Política aventura

O momento político do país é particularmente interessante e para grande parte das pessoas, nas quais me incluo, uma grande e bem-vinda lufada de ar fresco. No meio disto tudo, destaca-se o facto de haver uma alternativa não apenas ao governo da direita, mas também ao dito arco da governação. É certo que este acordo histórico é fruto de condições muito especiais, as do país por um lado (mergulhado em crise) e as eleitorais pelo outro (uma derrota surpreendente do PS, um crescimento inesperado do Bloco,…). Ainda assim, o consenso à esquerda parece ir além do mero oportunismo, e especialmente as relações entre PS e PCP podem quebrar com um velho dogma ainda omnipresente na nossa paisagem política, social e cultural.
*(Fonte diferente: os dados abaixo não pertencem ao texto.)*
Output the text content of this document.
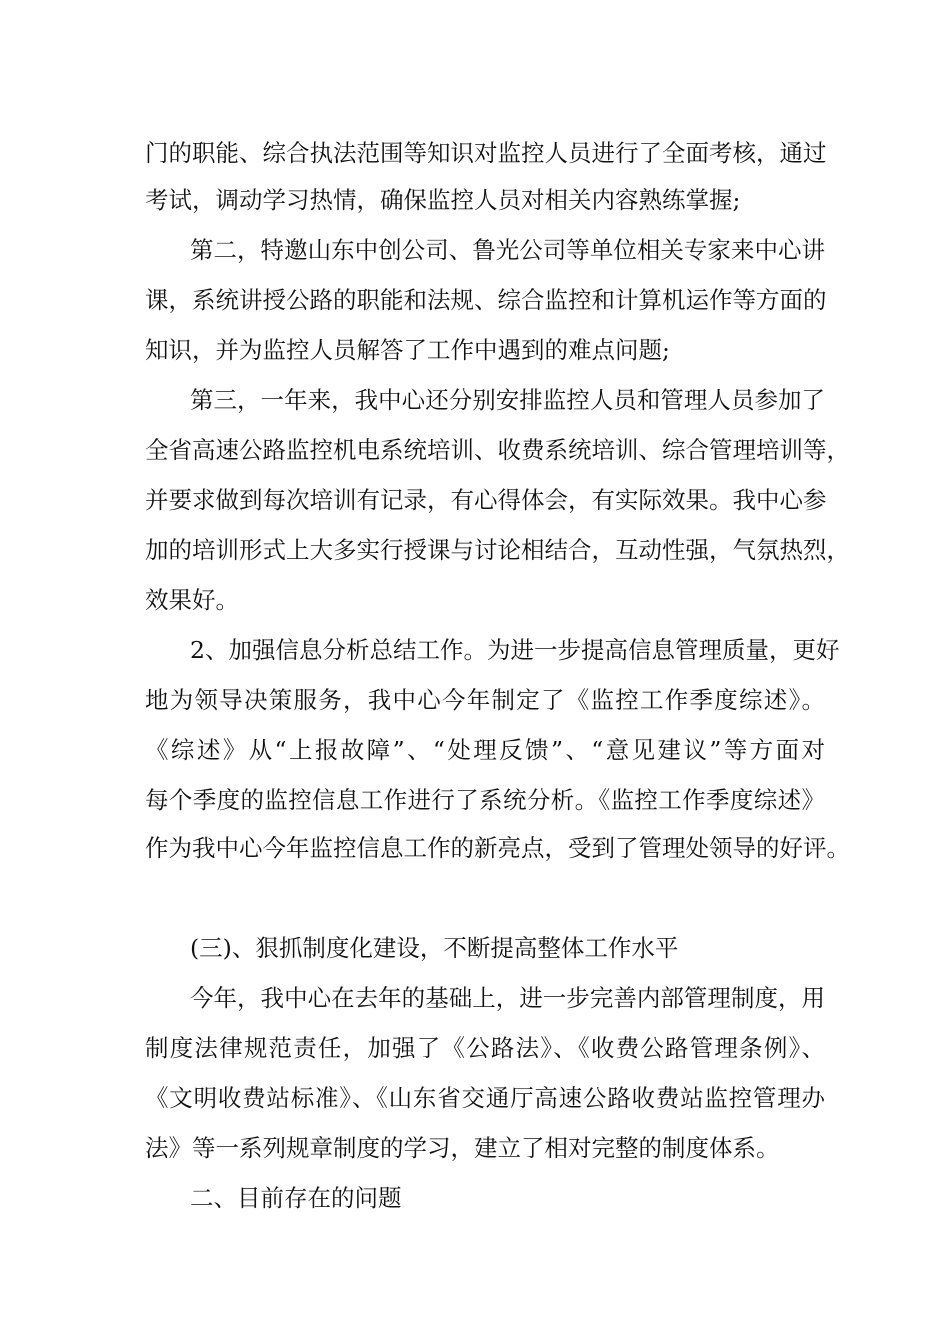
门的职能、综合执法范围等知识对监控人员进行了全面考核，通过
考试，调动学习热情，确保监控人员对相关内容熟练掌握;
第二，特邀山东中创公司、鲁光公司等单位相关专家来中心讲
课，系统讲授公路的职能和法规、综合监控和计算机运作等方面的
知识，并为监控人员解答了工作中遇到的难点问题;
第三，一年来，我中心还分别安排监控人员和管理人员参加了
全省高速公路监控机电系统培训、收费系统培训、综合管理培训等，
并要求做到每次培训有记录，有心得体会，有实际效果。我中心参
加的培训形式上大多实行授课与讨论相结合，互动性强，气氛热烈，
效果好。
2、加强信息分析总结工作。为进一步提高信息管理质量，更好
地为领导决策服务，我中心今年制定了《监控工作季度综述》。
《综述》从“上报故障”、“处理反馈”、“意见建议”等方面对
每个季度的监控信息工作进行了系统分析。《监控工作季度综述》
作为我中心今年监控信息工作的新亮点，受到了管理处领导的好评。
(三)、狠抓制度化建设，不断提高整体工作水平
今年，我中心在去年的基础上，进一步完善内部管理制度，用
制度法律规范责任，加强了《公路法》、《收费公路管理条例》、
《文明收费站标准》、《山东省交通厅高速公路收费站监控管理办
法》等一系列规章制度的学习，建立了相对完整的制度体系。
二、目前存在的问题
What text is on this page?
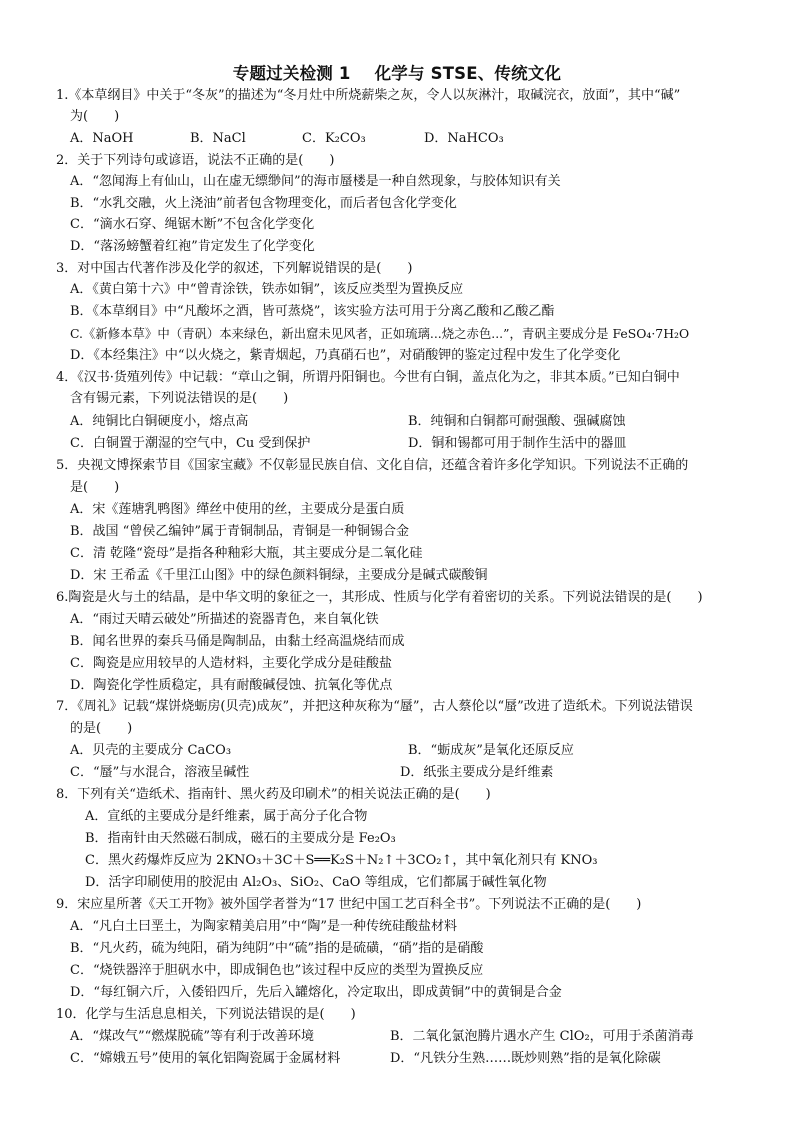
专题过关检测 1 化学与 STSE、传统文化
1.《本草纲目》中关于“冬灰”的描述为“冬月灶中所烧薪柴之灰，令人以灰淋汁，取碱浣衣，放面”，其中“碱”
为(　　)
A．NaOH	B．NaCl	C．K₂CO₃	D．NaHCO₃
2．关于下列诗句或谚语，说法不正确的是(　　)
A．“忽闻海上有仙山，山在虚无缥缈间”的海市蜃楼是一种自然现象，与胶体知识有关
B．“水乳交融，火上浇油”前者包含物理变化，而后者包含化学变化
C．“滴水石穿、绳锯木断”不包含化学变化
D．“落汤螃蟹着红袍”肯定发生了化学变化
3．对中国古代著作涉及化学的叙述，下列解说错误的是(　　)
A．《黄白第十六》中“曾青涂铁，铁赤如铜”，该反应类型为置换反应
B．《本草纲目》中“凡酸坏之酒，皆可蒸烧”，该实验方法可用于分离乙酸和乙酸乙酯
C.《新修本草》中（青矾）本来绿色，新出窟未见风者，正如琉璃...烧之赤色...”，青矾主要成分是 FeSO₄·7H₂O
D．《本经集注》中“以火烧之，紫青烟起，乃真硝石也”，对硝酸钾的鉴定过程中发生了化学变化
4．《汉书·货殖列传》中记载：“章山之铜，所谓丹阳铜也。今世有白铜，盖点化为之，非其本质。”已知白铜中
含有锡元素，下列说法错误的是(　　)
A．纯铜比白铜硬度小，熔点高	B．纯铜和白铜都可耐强酸、强碱腐蚀
C．白铜置于潮湿的空气中，Cu 受到保护	D．铜和锡都可用于制作生活中的器皿
5．央视文博探索节目《国家宝藏》不仅彰显民族自信、文化自信，还蕴含着许多化学知识。下列说法不正确的
是(　　)
A．宋《莲塘乳鸭图》缂丝中使用的丝，主要成分是蛋白质
B．战国 “曾侯乙编钟”属于青铜制品，青铜是一种铜锡合金
C．清 乾隆“瓷母”是指各种釉彩大瓶，其主要成分是二氧化硅
D．宋 王希孟《千里江山图》中的绿色颜料铜绿，主要成分是碱式碳酸铜
6.陶瓷是火与土的结晶，是中华文明的象征之一，其形成、性质与化学有着密切的关系。下列说法错误的是(　　)
A．“雨过天晴云破处”所描述的瓷器青色，来自氧化铁
B．闻名世界的秦兵马俑是陶制品，由黏土经高温烧结而成
C．陶瓷是应用较早的人造材料，主要化学成分是硅酸盐
D．陶瓷化学性质稳定，具有耐酸碱侵蚀、抗氧化等优点
7．《周礼》记载“煤饼烧蛎房(贝壳)成灰”，并把这种灰称为“蜃”，古人蔡伦以“蜃”改进了造纸术。下列说法错误
的是(　　)
A．贝壳的主要成分 CaCO₃	B．“蛎成灰”是氧化还原反应
C．“蜃”与水混合，溶液呈碱性	D．纸张主要成分是纤维素
8．下列有关“造纸术、指南针、黑火药及印刷术”的相关说法正确的是(　　)
A．宣纸的主要成分是纤维素，属于高分子化合物
B．指南针由天然磁石制成，磁石的主要成分是 Fe₂O₃
C．黑火药爆炸反应为 2KNO₃＋3C＋S══K₂S＋N₂↑＋3CO₂↑，其中氧化剂只有 KNO₃
D．活字印刷使用的胶泥由 Al₂O₃、SiO₂、CaO 等组成，它们都属于碱性氧化物
9．宋应星所著《天工开物》被外国学者誉为“17 世纪中国工艺百科全书”。下列说法不正确的是(　　)
A．“凡白土曰垩土，为陶家精美启用”中“陶”是一种传统硅酸盐材料
B．“凡火药，硫为纯阳，硝为纯阴”中“硫”指的是硫磺，“硝”指的是硝酸
C．“烧铁器淬于胆矾水中，即成铜色也”该过程中反应的类型为置换反应
D．“每红铜六斤，入倭铅四斤，先后入罐熔化，冷定取出，即成黄铜”中的黄铜是合金
10．化学与生活息息相关，下列说法错误的是(　　)
A．“煤改气”“燃煤脱硫”等有利于改善环境	B．二氧化氯泡腾片遇水产生 ClO₂，可用于杀菌消毒
C．“嫦娥五号”使用的氧化铝陶瓷属于金属材料	D．“凡铁分生熟……既炒则熟”指的是氧化除碳
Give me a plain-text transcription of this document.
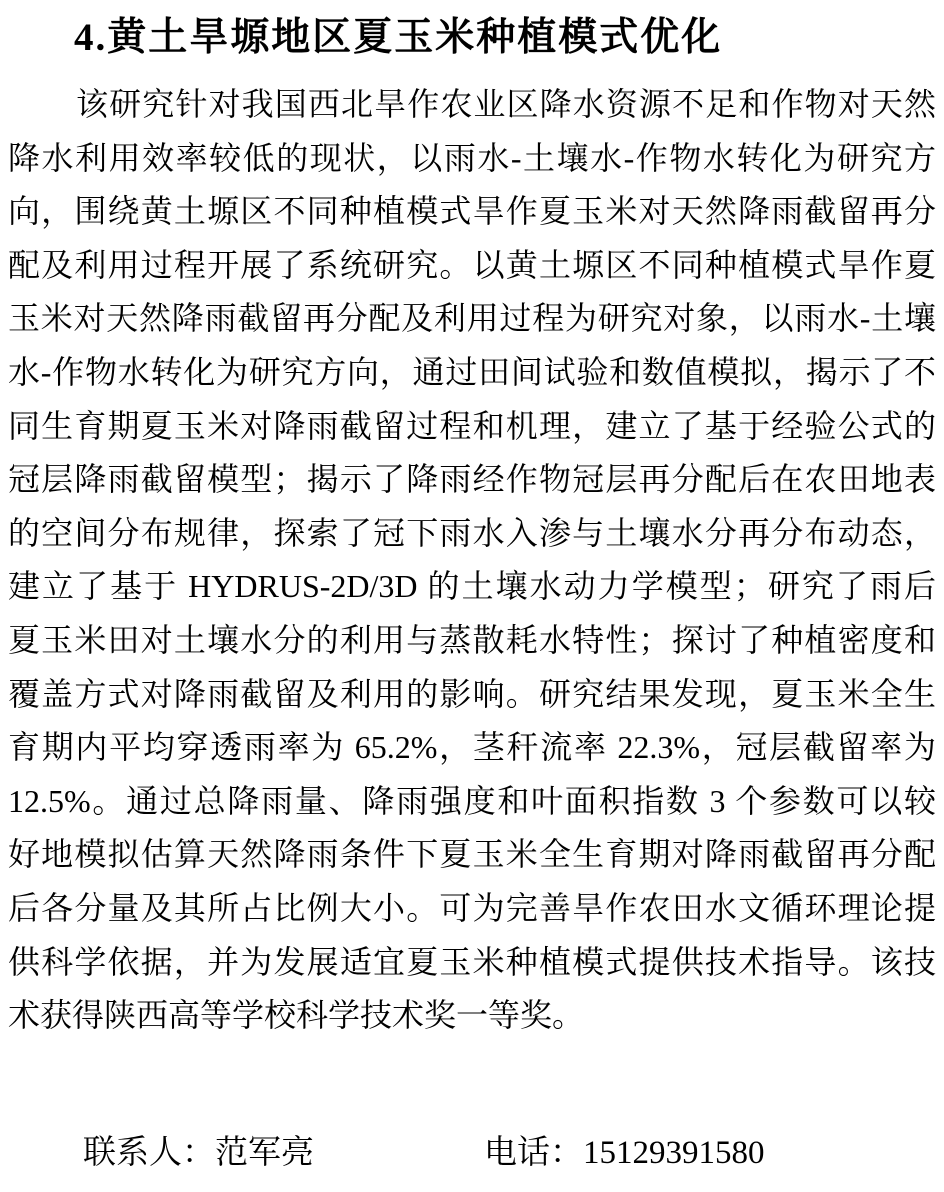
4.黄土旱塬地区夏玉米种植模式优化
该研究针对我国西北旱作农业区降水资源不足和作物对天然
降水利用效率较低的现状，以雨水-土壤水-作物水转化为研究方
向，围绕黄土塬区不同种植模式旱作夏玉米对天然降雨截留再分
配及利用过程开展了系统研究。以黄土塬区不同种植模式旱作夏
玉米对天然降雨截留再分配及利用过程为研究对象，以雨水-土壤
水-作物水转化为研究方向，通过田间试验和数值模拟，揭示了不
同生育期夏玉米对降雨截留过程和机理，建立了基于经验公式的
冠层降雨截留模型；揭示了降雨经作物冠层再分配后在农田地表
的空间分布规律，探索了冠下雨水入渗与土壤水分再分布动态，
建立了基于 HYDRUS-2D/3D 的土壤水动力学模型；研究了雨后
夏玉米田对土壤水分的利用与蒸散耗水特性；探讨了种植密度和
覆盖方式对降雨截留及利用的影响。研究结果发现，夏玉米全生
育期内平均穿透雨率为 65.2%，茎秆流率 22.3%，冠层截留率为
12.5%。通过总降雨量、降雨强度和叶面积指数 3 个参数可以较
好地模拟估算天然降雨条件下夏玉米全生育期对降雨截留再分配
后各分量及其所占比例大小。可为完善旱作农田水文循环理论提
供科学依据，并为发展适宜夏玉米种植模式提供技术指导。该技
术获得陕西高等学校科学技术奖一等奖。
联系人：范军亮	电话：15129391580
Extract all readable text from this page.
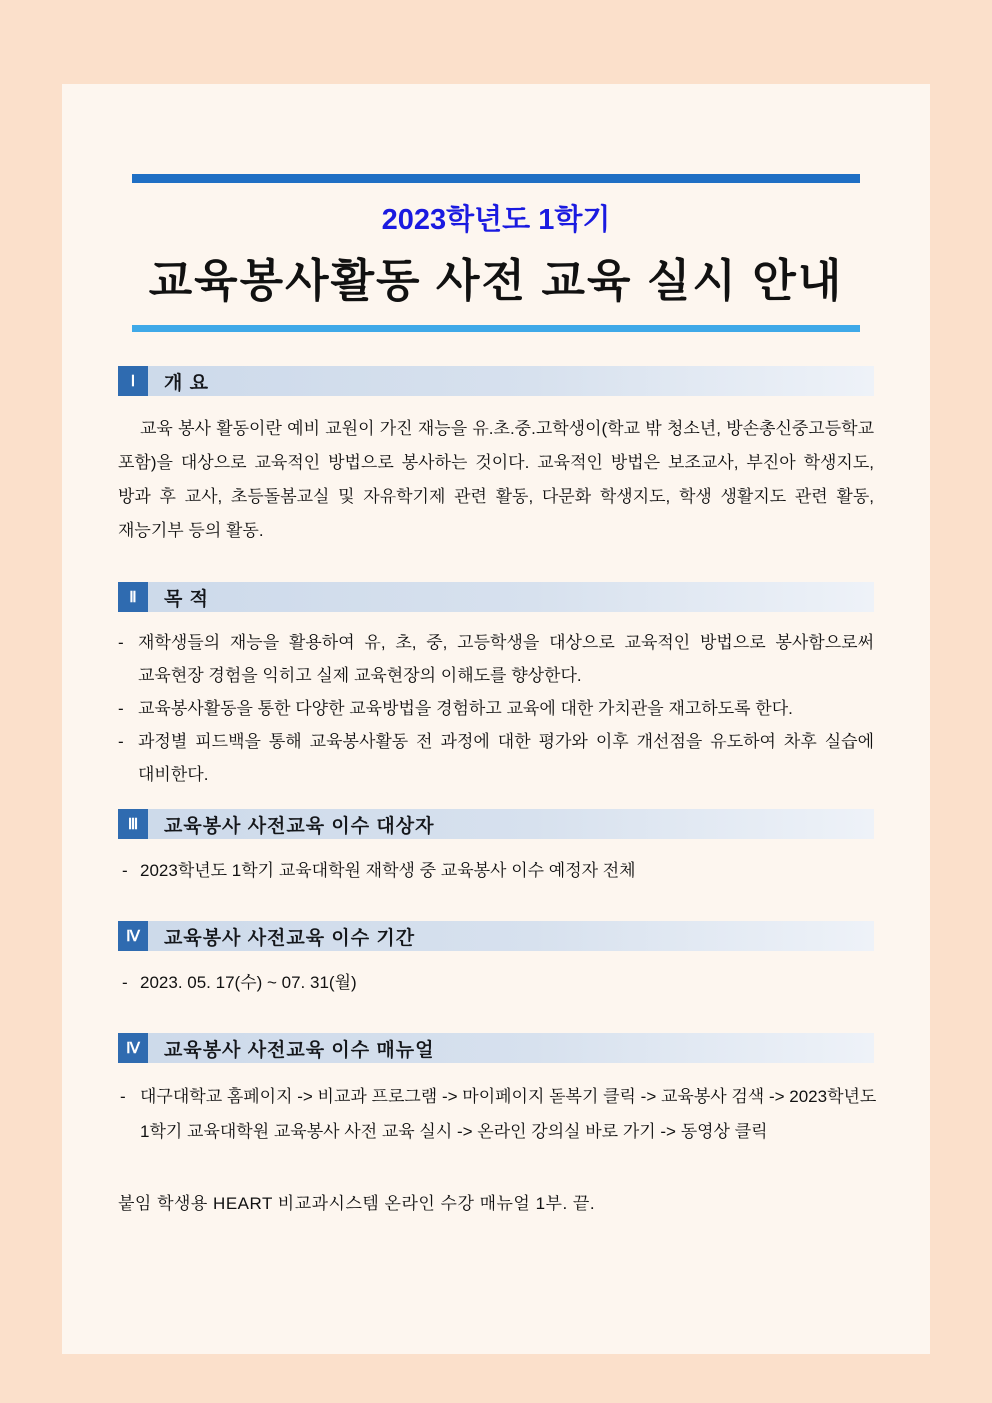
2023학년도 1학기
교육봉사활동 사전 교육 실시 안내
Ⅰ	개 요
교육 봉사 활동이란 예비 교원이 가진 재능을 유.초.중.고학생이(학교 밖 청소년, 방손총신중고등학교 포함)을 대상으로 교육적인 방법으로 봉사하는 것이다. 교육적인 방법은 보조교사, 부진아 학생지도, 방과 후 교사, 초등돌봄교실 및 자유학기제 관련 활동, 다문화 학생지도, 학생 생활지도 관련 활동, 재능기부 등의 활동.
Ⅱ	목 적
- 재학생들의 재능을 활용하여 유, 초, 중, 고등학생을 대상으로 교육적인 방법으로 봉사함으로써 교육현장 경험을 익히고 실제 교육현장의 이해도를 향상한다.
- 교육봉사활동을 통한 다양한 교육방법을 경험하고 교육에 대한 가치관을 재고하도록 한다.
- 과정별 피드백을 통해 교육봉사활동 전 과정에 대한 평가와 이후 개선점을 유도하여 차후 실습에 대비한다.
Ⅲ	교육봉사 사전교육 이수 대상자
- 2023학년도 1학기 교육대학원 재학생 중 교육봉사 이수 예정자 전체
Ⅳ	교육봉사 사전교육 이수 기간
- 2023. 05. 17(수) ~ 07. 31(월)
Ⅳ	교육봉사 사전교육 이수 매뉴얼
- 대구대학교 홈페이지 -> 비교과 프로그램 -> 마이페이지 돋복기 클릭 -> 교육봉사 검색 -> 2023학년도 1학기 교육대학원 교육봉사 사전 교육 실시 -> 온라인 강의실 바로 가기 -> 동영상 클릭
붙임 학생용 HEART 비교과시스템 온라인 수강 매뉴얼 1부. 끝.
Também pode correr muito mal, mas isso não é desculpa para perpetuar o que tem sido uma governação exasperante e destrutiva da direita. Nota-se que finalmente há debate aceso e consequente. Mesmo na oposição à coligação de esquerda, e aqui excluo a idiotice habitual de alguns (muitos) comentadores da direita conservadora que já são só ruído de fundo, até nesta oposição parece haver um assumir da cultura democrática que tanto tem faltado ao país. Isto acontece, é certo, depois de um penoso deserto discursivo em que se andou a discutir a legitimidade de uma maioria parlamentar. Isso sobrou para os Observadores do país. Agora estamos noutra. Não me chateia nada ver Assis a fazer uma campanha contra a opção de Costa, não me custa nada ler, ouvir e perceber os argumentos usados contra o governo de esquerda. Este debate tem ajudado a clarificar as ideias e estou cada vez mais seguro que votaria com confiança nesta opção se ela agora fosse às urnas. É natural que as pessoas estejam apreensivas e com algum receio. Eu estou. Mas ao mesmo tempo estou muito entusiasmado com as possibilidades futuras. Mesmo sabendo que poderemos sofrer, como a Grécia do Syriza, uma campanha de agressão por parte da Europa. Mesmo sabendo que a coligação pode ser mais frágil do que parece. Mas como nunca aconteceu, também temos que saber que pode correr muito bem. Esta esperança é tudo depois de 4 anos de calvário. E se as Europas, os Cavacos e os Credores deixarem, estou certo que a esquerda não nos levará à cruz. Podemos dormir descansados. 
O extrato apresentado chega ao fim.